HIV and diagnostic tests: Aiming for undetectable status
01 Dec 2016
Written by Dr Teri Roberts
Teri is diagnostics advisor at the MSF Access Campaign, and member of our Prize Advisory Panel. Today is World AIDS Day, and we asked Teri to tell us about the role of diagnostics in HIV/AIDS treatment.
What HIV tests have been the real game-changers?
Rapid diagnostic tests, which measure antibodies to the HI-virus and can be performed at point-of-care, have been real game-changers for allowing people to find voluntary testing and counselling services closer to where they live and work.
Any test that facilitates community-centric and convenient solutions, without compromising quality, should be widely used to improve testing rates. On the back of this, self-testing should be used more frequently in the future.
Rapid diagnostic tests (RDT) based on voluntary counselling and testing (VCT) are widely used and the standard for HIV testing in most developing countries. Self-testing is newer and hasn’t yet been widely rolled out.
The more recent roll-out of viral load testing as the preferred monitoring test has also been game changing. Failure of antiretroviral therapy (ART) leads to a fall in CD4 count, but it takes a long time for this decrease to happen. By contrast, viral load is a measure of the level of HIV in the blood and thus functions as an immediate and cross-sectional measure of treatment effectiveness.
It is also quite a simple metric to interpret: if you’re undetectable your treatment is working. If your viral load is above 1000 copies/mL further intervention is needed for adherence, counselling and/or treatment switch, in the case of antimicrobial resistance. This allows for simplification of ART delivery as those remaining undetectable may access their ART through other care in the community, like community adherence groups, while only needing a clinical visit once a year (where they’ll have their viral load retested).
This in turn allows clinics to concentrate on those people needing clinical care while allowing healthy, stable people to avoid long queues and unnecessary clinical visits, particularly when people live far from the clinic or it is difficult for them to take leave from work.
Viral load scale-up is still in progress. Most countries have updated their guidelines to reflect the WHO recommendations of routine viral load testing for all those on ART, however implementation has been slow on the ground.
Why must HIV tests be rapid and efficient at the point of care (POC) to really make a difference?

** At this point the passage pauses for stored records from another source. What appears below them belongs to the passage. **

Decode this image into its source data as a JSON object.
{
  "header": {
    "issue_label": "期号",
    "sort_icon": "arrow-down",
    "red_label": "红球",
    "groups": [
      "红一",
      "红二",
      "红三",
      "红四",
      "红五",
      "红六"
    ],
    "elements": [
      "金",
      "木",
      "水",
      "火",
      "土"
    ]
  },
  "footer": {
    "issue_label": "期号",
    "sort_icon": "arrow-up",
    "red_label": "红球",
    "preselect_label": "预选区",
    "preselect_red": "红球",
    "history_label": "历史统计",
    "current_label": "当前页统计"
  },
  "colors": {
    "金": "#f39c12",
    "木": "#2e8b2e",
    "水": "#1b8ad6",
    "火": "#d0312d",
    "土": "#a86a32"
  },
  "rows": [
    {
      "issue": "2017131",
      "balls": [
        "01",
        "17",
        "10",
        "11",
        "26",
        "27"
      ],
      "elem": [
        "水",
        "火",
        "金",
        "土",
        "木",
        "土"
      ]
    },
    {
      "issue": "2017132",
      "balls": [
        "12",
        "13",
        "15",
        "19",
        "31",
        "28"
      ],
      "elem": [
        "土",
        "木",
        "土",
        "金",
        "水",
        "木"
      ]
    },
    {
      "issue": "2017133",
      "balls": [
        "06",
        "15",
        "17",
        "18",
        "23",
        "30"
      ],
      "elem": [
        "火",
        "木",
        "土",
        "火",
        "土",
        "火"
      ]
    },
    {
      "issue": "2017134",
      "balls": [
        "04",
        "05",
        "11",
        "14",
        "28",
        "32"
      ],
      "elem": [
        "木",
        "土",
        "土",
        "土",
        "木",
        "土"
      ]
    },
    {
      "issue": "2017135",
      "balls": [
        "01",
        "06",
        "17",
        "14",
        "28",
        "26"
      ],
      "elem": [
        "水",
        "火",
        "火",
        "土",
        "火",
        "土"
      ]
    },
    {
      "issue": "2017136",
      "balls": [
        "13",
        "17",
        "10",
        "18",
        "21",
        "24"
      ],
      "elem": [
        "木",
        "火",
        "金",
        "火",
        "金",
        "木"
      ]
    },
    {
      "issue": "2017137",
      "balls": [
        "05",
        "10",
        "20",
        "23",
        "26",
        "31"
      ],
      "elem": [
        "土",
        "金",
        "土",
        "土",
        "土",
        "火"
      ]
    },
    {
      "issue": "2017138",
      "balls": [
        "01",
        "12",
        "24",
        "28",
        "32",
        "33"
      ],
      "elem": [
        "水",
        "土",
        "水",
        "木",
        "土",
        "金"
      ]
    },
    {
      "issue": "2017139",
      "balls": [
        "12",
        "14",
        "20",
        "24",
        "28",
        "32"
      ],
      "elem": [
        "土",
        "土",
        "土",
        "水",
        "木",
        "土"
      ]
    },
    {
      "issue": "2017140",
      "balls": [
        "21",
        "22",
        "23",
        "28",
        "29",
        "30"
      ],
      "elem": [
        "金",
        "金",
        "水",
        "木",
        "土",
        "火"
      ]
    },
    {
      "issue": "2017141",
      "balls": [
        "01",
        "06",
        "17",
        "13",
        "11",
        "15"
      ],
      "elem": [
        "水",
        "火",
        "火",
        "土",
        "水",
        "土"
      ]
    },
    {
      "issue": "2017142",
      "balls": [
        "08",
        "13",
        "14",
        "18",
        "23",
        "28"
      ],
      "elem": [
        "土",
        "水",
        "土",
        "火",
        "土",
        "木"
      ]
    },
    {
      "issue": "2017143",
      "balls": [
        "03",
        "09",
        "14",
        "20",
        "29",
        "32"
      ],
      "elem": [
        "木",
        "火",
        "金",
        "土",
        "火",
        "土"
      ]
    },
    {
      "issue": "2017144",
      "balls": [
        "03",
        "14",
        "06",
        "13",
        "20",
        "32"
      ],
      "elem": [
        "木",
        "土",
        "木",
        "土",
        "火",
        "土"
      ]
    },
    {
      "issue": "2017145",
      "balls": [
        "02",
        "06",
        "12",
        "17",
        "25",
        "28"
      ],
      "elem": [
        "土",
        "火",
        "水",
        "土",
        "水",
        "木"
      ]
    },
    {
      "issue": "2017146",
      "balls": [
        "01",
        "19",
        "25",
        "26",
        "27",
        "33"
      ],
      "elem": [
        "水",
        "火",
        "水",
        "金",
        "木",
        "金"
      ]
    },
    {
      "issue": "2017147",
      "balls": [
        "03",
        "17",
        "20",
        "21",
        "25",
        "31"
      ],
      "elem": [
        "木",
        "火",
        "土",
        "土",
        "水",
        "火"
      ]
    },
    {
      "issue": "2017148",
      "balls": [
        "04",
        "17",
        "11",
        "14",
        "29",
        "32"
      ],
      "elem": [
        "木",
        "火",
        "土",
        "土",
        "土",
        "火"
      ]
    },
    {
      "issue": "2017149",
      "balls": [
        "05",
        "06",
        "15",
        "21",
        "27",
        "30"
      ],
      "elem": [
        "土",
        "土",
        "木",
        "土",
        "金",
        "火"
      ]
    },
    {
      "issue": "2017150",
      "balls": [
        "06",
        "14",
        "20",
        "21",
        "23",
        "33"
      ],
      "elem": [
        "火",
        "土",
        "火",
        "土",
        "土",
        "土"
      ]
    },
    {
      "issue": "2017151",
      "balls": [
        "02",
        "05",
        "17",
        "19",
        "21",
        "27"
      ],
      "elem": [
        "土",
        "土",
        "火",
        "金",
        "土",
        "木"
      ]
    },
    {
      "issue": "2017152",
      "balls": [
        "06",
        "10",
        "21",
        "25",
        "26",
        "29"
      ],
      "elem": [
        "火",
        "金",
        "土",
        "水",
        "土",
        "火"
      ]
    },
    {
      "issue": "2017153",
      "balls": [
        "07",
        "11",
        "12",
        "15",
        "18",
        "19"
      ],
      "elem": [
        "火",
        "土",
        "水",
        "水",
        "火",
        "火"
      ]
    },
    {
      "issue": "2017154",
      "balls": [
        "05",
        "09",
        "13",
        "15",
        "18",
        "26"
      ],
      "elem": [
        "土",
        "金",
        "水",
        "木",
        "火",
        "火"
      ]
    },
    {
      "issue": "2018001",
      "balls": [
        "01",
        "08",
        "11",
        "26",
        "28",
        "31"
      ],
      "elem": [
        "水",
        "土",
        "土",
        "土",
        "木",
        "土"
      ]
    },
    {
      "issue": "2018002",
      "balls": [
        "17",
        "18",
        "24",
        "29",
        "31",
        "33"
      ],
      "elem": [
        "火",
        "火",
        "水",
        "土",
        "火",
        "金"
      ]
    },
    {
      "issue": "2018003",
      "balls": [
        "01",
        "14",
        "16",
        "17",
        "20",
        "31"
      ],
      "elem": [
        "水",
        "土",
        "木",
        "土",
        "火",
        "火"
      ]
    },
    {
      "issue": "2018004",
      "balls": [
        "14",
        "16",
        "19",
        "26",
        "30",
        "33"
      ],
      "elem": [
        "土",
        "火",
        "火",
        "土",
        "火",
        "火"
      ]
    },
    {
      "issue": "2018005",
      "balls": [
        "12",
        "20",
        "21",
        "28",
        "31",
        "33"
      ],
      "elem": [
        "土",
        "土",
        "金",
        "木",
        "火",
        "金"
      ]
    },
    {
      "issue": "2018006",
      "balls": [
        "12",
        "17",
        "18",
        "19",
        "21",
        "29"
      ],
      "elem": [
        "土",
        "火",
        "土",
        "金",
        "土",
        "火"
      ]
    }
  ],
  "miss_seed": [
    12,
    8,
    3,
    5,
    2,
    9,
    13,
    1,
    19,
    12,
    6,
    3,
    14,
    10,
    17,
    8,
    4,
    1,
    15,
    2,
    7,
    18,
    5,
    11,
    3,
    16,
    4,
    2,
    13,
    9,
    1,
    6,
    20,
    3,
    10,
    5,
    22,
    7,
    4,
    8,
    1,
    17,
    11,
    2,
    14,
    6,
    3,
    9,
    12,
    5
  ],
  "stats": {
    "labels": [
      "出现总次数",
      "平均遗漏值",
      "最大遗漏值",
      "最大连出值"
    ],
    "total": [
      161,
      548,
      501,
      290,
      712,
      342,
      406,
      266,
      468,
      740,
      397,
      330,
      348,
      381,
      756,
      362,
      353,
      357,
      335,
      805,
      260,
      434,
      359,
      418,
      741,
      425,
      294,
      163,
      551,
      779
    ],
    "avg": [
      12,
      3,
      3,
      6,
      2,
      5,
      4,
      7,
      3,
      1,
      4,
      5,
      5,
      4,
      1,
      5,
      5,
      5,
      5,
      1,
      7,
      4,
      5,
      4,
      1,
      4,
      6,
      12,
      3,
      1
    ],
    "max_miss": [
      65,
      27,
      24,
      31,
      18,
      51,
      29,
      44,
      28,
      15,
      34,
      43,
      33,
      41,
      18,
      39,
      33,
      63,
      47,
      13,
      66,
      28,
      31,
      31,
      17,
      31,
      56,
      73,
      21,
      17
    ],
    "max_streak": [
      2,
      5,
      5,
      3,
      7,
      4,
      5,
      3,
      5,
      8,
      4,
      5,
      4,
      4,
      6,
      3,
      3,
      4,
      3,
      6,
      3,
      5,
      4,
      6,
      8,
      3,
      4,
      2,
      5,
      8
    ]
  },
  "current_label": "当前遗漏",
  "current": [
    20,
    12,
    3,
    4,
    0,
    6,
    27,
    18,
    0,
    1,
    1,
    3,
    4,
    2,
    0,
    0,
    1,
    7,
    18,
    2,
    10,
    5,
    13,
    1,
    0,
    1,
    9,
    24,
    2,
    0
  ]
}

POC testing makes the most difference when it is a diagnostic (as opposed to a monitoring) test. This is because at each stage of diagnosis and linkage to care there may be losses when people have to return for multiple visits to have a sample taken, return for their results, be prepared for treatment and finally start treatment.
This is even worse in the case of eligibility criteria (CD4 count for HIV) when people are told they need to come back at some point in the future to be reassessed for treatment eligibility. They may never return. ‘Test and treat’ is also the best approach for preserving people’s health. Using POC tests can avoid at least one gap in the so-called leaky cascade by providing an immediate test result and immediate linkage to care.
It is also important to use sample types like capillary whole blood, urine or swabs to easily access a sample. For example, in many healthcare clinics phlebotomy services are not available. Tests must also be stable at high temperatures and humidity, simple to perform and having a long shelf-life.
Lab-based testing can be difficult when the lab is far from the clinic or when the sample types needed (e.g. Vacutainer whole blood or plasma) are not feasible, either because they cannot be processed on site or because there is no transport efficient enough to get the sample to the lab in time for processing.
One way in which this has been overcome is to use dried blood spots (DBS), which can be used for serological and virological testing and are stable for a few weeks at ambient temperature once dried. They are also affordable, easy to transport, and may be prepared from capillary whole blood.
What similarities exist between HIV diagnostic tests and the test we’re looking for with the Longitude Prize?
All the criteria for the Longitude Prize reflect the type of tests we need in resource limited settings. In fact, more and more we are seeing that innovative tests and solutions to meet the needs of developing countries will also be useful in high income countries, including issues of affordability while retaining quality and accuracy.
On the connectivity need, although not widely implemented, it is clear that this is an important advantage for POC tests so that they can be linked to lab information management systems (LIMS) for monitoring. This includes quality assessment, patient results (especially useful when people move between clinics, often the case with chronic diseases), epidemiological surveillance and stock management.
What key message do you want to relay to people on World AIDS Day today?
Undetectable! If your viral load is undetectable, your treatment is working.
The ultimate goal of ART is that all people are able to safely, conveniently and frequently test for HIV; that those who are HIV infected are able to access lifelong therapy; and that treatment be switched when there is resistance. Since the development of combination ART, HIV/AIDS is no longer a death sentence. 18 million people living with HIV in the resource-limited world are receiving treatment. However, with 1.1 million HIV-related deaths, and 2.1 million new infections in 2015, the end of AIDS is not in sight.